4.1. Introduccion

Si hubiésemos querido conectarnos a Internet, hace unos años, nos hubiésemos encontrado un panorama completamente diferente al actual. Un usuario de cualquier localidad española, excluyendo a los de las grandes capitales y a las universidades, no tenía otro remedio que contratar el servicio con un proveedor de otra localidad mayor que tuviera nodos de conexión a Internet.  Esto significaba un alto coste en las llamadas, como mínimo tarifas interurbanas, y si a ello añadimos la caída de los precios de las llamadas de los ultimos meses,  ya podemos imaginar la poca rentabilidad de conectarse a Internet por aquella época.

El primer paso importante para el cambio, fue la aparición de Infovía (de Telefónica) en enero del año 96, permitiendo a los usuarios conectarse a su proveedor de Internet a través de un número, el 055, con el precio de una llamada local, y con independencia del punto geográfico en el que se encontrasen. Desde ese momento, Internet comenzó a  ser rentable y su crecimiento es imparable.
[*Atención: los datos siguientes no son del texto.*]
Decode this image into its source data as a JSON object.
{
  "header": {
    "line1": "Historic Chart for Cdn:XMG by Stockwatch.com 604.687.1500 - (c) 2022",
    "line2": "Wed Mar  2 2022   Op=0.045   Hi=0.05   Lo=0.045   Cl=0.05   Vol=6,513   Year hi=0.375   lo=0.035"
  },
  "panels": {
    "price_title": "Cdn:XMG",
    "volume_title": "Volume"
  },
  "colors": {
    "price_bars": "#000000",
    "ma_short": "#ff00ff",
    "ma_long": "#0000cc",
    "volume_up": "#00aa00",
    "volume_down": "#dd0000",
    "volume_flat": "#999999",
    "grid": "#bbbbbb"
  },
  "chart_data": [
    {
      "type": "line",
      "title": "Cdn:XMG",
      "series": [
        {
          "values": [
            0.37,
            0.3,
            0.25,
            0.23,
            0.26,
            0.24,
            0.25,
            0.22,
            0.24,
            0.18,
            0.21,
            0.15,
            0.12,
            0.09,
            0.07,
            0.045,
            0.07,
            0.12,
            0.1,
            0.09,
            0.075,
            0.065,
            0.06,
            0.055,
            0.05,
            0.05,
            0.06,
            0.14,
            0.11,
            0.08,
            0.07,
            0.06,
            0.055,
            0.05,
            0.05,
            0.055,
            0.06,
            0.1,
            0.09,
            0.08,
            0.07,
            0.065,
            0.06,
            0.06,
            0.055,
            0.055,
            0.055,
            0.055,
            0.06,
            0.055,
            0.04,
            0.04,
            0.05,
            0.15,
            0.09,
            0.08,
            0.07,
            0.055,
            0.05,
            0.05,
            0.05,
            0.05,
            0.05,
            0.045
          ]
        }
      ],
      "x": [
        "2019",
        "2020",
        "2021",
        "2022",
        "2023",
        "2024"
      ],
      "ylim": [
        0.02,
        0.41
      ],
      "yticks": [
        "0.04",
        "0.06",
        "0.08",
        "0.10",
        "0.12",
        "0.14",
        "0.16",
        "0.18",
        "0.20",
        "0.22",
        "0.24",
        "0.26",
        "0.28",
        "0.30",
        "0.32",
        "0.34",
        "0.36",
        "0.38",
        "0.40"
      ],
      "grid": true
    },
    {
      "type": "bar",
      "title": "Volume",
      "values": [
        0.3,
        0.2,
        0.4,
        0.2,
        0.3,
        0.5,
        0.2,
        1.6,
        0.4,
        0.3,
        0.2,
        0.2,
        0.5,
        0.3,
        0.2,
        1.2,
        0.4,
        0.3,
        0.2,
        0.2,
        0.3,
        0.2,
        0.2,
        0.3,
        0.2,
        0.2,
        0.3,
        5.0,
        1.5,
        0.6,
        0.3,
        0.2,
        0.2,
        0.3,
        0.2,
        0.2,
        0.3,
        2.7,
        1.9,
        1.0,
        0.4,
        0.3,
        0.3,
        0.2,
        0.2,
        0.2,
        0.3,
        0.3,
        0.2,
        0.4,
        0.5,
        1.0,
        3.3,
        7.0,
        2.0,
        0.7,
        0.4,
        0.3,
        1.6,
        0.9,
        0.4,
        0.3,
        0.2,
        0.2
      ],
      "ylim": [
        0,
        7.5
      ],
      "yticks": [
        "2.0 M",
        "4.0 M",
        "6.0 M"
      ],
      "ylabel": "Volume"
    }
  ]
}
Ahora, se anuncian nuevos cambios. La aparición en el mercado de nuevos proveedores de servicios de telefonía, conducirán a nuevas reducciones en las tarifas telefónicas y a nuevos cambios en las estructuras de comunicaciones,  el primero de ellos la red IP: la transformación de InfoVía. Con la red IP, Telefónica pretende mejorar sus servicios de comunicaciones y ampliar sus servicios a todo tipo de usuarios.

Estructura de la Red IP
La Red IP está constituida en dos frentes: la Red UNO IP con un enfoque corporativo que permitirá dar los servicios que demandan las empresas, e InfoVía Plus como red de acceso a los servicios de información que dará continuidad a lo que hasta ahora ofrece el 055.

La Red IP es una red jerárquica y estructurada en niveles de acceso, servicio, tránsito y gestión que generará plataformas para que cada cliente diseñe sus propios servicios y aplicaciones. No solo se trata de una red de transporte, sino de una red que incluye infraestructuras (servidores web, buzones de correo, servidores de noticias, etc) para dar soporte a servicios de valor añadido.  La oferta de servicios se estructura en tres niveles:

La Red IP está compuesta por once nodos que aumentarán hasta treinta durante el año 98, de modo que se pueda dar cobertura geográfica suficiente reduciendo los accesos locales. Una de sus caracerísticas principales es la de soportar las múltiples redes de acceso que puedan utilizar sus usuarios.